Top 10 cocktail trends

Our expert guide to keeping up with cocktails in the West


Cracked, cubed, crushed, hand-chipped, flaming, spherical—ice is to drink what a stove is to cooking now. Better cubes determine the rate of dilution and should complement the particular drink you’re having.

Where to find it:

  • San Francisco. At Elixir, the $25 Jimmy Mac cocktail (built around an 18-year Macallan scotch) is accompanied by Gläce Luxury ice, a single ice sphere—for slower melting—crafted from bubble-free, double-distilled water.
  • Portland. Laurelhurst Market’s Smoke Signals cocktail (Tennessee whiskey, lemon juice, sherry, pecan syrup) is served with a large shard of smoked ice—made by melting ice in a smoker, then refreezing. This yields a coarse and layered smokiness that plays well with the whiskey.
  • Boulder. The Out with the Flame cocktail, made with flaming ice, was created to celebrate Oak at Fourteenth’s reopening after a 2011 fire. A handcrafted ice sphere is first “tempered” with green Chartreuse, then set aflame. Yes, it’s for show, but what a show! After being doused with aged rum, Chartreuse, Bénédictine, and bitters, it’s ready for sipping.
  • Seattle. Custom chipping ice from a huge block isn’t uncommon at craft cocktail bars nationwide, but Rob Roy takes their ice uncommonly seriously, with hand-chipped ice to fit your glass and whatever it is you’re drinking.

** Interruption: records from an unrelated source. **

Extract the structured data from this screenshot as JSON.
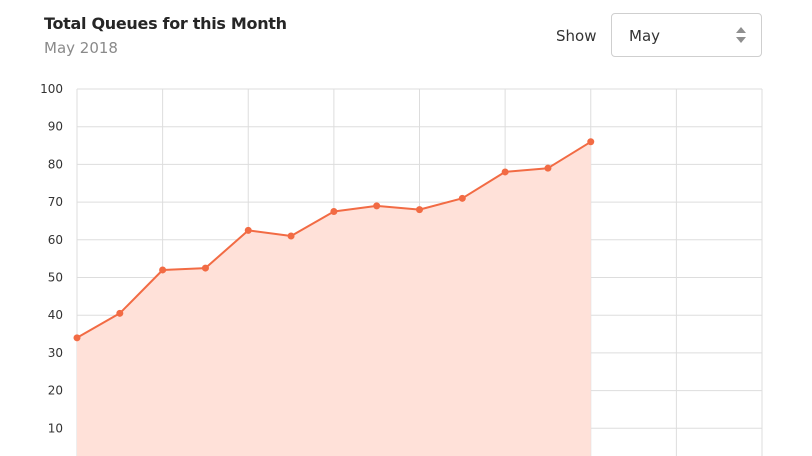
{
  "header": {
    "title": "Total Queues for this Month",
    "subtitle": "May 2018"
  },
  "filter": {
    "label": "Show",
    "selected_month": "May",
    "icon": "updown-arrows-icon"
  },
  "colors": {
    "line": "#f26b44",
    "fill": "#ffe1d9",
    "grid": "#dddddd"
  },
  "chart_data": {
    "type": "area",
    "title": "Total Queues for this Month",
    "subtitle": "May 2018",
    "xlabel": "",
    "ylabel": "",
    "ylim": [
      0,
      100
    ],
    "yticks": [
      10,
      20,
      30,
      40,
      50,
      60,
      70,
      80,
      90,
      100
    ],
    "x": [
      0,
      1,
      2,
      3,
      4,
      5,
      6,
      7,
      8,
      9,
      10,
      11,
      12
    ],
    "xlim": [
      0,
      16
    ],
    "values": [
      34,
      40.5,
      52,
      52.5,
      62.5,
      61,
      67.5,
      69,
      68,
      71,
      78,
      79,
      86
    ],
    "grid": true,
    "legend": "none"
  }
}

Hipsters started a tiki revival, mining the past for camp and kitsch, but it’s spread to cocktail purists who’ve elevated these historic drinks, now made with artisanal rums and hand-crafted syrups.

Where to find it:

  • San Francisco. There are more than 300 rums at Smuggler’s Cove, as well as a rum club for serious fans.
  • Denver. At the city’s newest tiki incarnation, Adrift updates classics with as many as nine ingredients. Plus, there are luaus on the back patio.
  • Portland. Keep an eye out for the fall 2012 opening of Hale Pele, a new bar from serious tiki geek Blair Reynolds.


Terroir isn’t just for wine nowadays. Particularly in the Northwest, distillers are foraging in fields and forests to impart flavors from the land to their spirits. Think thimbleberries, lavender, spruce, and pear.

Where to find it:

  • Near Roche Harbor, WA. San Juan Island Distillery makes a glorious Spy Hop Harvest Select Gin. It’s distilled from Washington apples and flavored with botanicals like nettles, lavender, and thimbleberries foraged on the island.
  • Newport, OR. Rogue Spirits makes Rogue Spruce Gin, flavored with the Northwest’s native spruce.
  • Kelowna & Vernon, B.C. Okanagan Spirits makes a delightful Poire Williams eau de vie from two dozen perfectly ripe local Bartlett pears per bottle.


Cocktails have roots in the early-19th-century patent-medicine era, and today’s top bartenders love to borrow old methods and ingredients to create new flavors. Look for housemade tinctures (single infusions of herbs, barks, and the like), bitters (blends of infused ingredients), and syrups (sugar, water, and flavorings) that produce modern cocktails brimming with two centuries of tradition.

Where to find it:

  • Vancouver, B.C. Startender Danielle Tatarin is the sly wizard behind the Chinese apothecary–themed Keefer Bar in Chinatown. Herbs, barks, and fungi from local markets are infused into syrups and tinctures, making these cocktails good for what ails you.